Радиоактивные зонды выявляют с помощью радиоавтографии. Меченый ДНК-зонд наносят на препараты дифференциально окрашенных и подготовленных для гибридизации (денатурированных) метафазных хромосом. После удаления не связавшихся молекул ДНК и специфической обработки, в зависимости от типа использованного зонда, места хромосомной локализации последовательностей ДНК, комплементарных соответствующим ДНК-зондам, наблюдают в микроскоп в виде характерных светящихся точек.

Ник-трансляция. Этот метод применяется для выявления ДНК, поскольку соответствующие зонды легко получать и с ними удобно работать. Метод включает внесение в двухцепочечную ДНК случайных разрывов, в результате чего образуются меченые фрагменты разной длины с разным соотношением между векторной ДНК и вставкой. Такие фрагменты при отжиге соединяются друг с другом по перекрывающимся послед-тям, образуя сеть, что приводит к усилению сигнала в месте локализации послед-ти-мишени и повышению чувствительности метода.

Мечение 3'-концов двуцепочечного фрагмента ДНК проводят с помощью фрагмента ДНК-полимеразы I E. coli или ДНК-полимеразы фага Т4 и соответствующего меченного по α-положению дНТФ (Дезоксирибонуклеозидтрифосфат). Мечение З'-концов как одно-, так и двуцепочечного фрагмента ДНК осуществляют с использованием терминальной трансферазы и меченного по α -положению подходящего нуклеотидного предшественника. В случае с фрагментом ДНК-полимеразы I для эффективного мечения необходимо наличие фрагментов ДНК с выступающими 5'-концами, образованными при расщеплении ДНК определенными рестрикционными эндонуклеазами. Для этого необходимо добавление в реакционную смесь конкретного дНТФ, комплементарного первому нуклеотиду в выступающем участке молекулы. Т.к. фрагмент ДНК-полимеразы I имеет низкую 3' → 5'-экзонуклеазную активность, то возможное мечение тупых и 3'-выступающих концов не принимают во внимание. Но добавление в реакционную смесь всех четырех дНТФ (один из которых меченый) позволяет полностью исключить эту вероятность, кроме случаев, когда для обоих концов будут требоваться одинаковые меченые дНТФ. Более высокая эффективность мечения может быть достигнута, если в результате расщепления фрагмента ДНК какой-либо рестрикционной эндонуклеазой образуются 5'-выступающие концы с одинаковыми нуклеотидами. Например, рестрикционная эндонуклеаза ЕсоRI генерирует выступающие концы со следующей последовательностью: 5'-ААТТ-3'. Таким образом, в результате мечения могут образоваться более высоко меченные фрагменты ДНК с двумя нуклеотидами, несущими метку.

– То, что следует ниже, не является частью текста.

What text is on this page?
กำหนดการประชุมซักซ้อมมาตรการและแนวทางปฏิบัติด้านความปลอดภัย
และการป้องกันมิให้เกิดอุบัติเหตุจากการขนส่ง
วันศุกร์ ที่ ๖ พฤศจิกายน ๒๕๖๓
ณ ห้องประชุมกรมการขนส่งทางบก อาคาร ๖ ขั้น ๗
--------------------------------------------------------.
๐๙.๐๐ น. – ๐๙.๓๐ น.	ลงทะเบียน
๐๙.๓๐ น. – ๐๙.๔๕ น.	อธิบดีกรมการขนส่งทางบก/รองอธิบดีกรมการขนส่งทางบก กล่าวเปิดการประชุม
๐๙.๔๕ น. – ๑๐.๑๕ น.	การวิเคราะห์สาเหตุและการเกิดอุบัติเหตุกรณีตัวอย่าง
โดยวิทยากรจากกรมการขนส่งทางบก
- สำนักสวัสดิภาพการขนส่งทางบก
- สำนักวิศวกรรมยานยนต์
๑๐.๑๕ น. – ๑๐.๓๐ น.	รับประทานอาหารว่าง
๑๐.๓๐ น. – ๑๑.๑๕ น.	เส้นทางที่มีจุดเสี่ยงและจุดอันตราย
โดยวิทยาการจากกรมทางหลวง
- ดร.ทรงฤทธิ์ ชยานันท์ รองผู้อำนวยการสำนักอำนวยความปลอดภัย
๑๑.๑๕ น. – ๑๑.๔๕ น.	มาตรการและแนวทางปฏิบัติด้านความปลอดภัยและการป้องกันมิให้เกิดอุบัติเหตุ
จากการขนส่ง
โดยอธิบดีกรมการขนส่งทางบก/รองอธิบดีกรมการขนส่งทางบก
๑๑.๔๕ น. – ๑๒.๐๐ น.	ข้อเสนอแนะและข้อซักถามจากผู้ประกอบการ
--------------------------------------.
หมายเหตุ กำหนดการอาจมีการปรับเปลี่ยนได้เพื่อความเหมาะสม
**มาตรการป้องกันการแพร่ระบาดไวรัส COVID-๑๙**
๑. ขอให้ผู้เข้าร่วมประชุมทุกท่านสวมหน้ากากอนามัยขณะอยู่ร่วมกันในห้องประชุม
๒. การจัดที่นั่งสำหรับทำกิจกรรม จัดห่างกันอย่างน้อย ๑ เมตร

Библиотека генов - это полный набор клонированных перекрывающихся ДНК-фрагментов. Скриниринг библиотеки генов, осуществляют для поиска нужных последовательностей ДНК. Скрининг библиотек проводят путем гибридизации на фильтрах с олигонуклеотидными, кДНК- или любыми иными ДНК-зондами.

Скрининг включает несколько последовательньгх этапов:

1. высевание химерных фагов библиотеки на газон бактерий, растущих на поверхности твердой питательной среды в чашках Петри (каждая литическая бляшка на бактериальном газоне - результат инфицирования клеток одним клоном фага);

2. «перепечатывание» полученных культур на другие чашки Петри с целью их дублирования;

3. перенос растущих и лизированных исходных колоний на фильтр с одновременным разрушением клеточных мембран, фиксированием белков и ДНК;

4. блот-гибридизация с меченым олигонуклеотидным зондом.

5. Заключительный этап скрининга включает выявление положительных колоний фагов методом радиоавтографии и их отбор на дублированных культурах. С целью избежания ошибок проводят неоднократный скрининг отобранных колоний.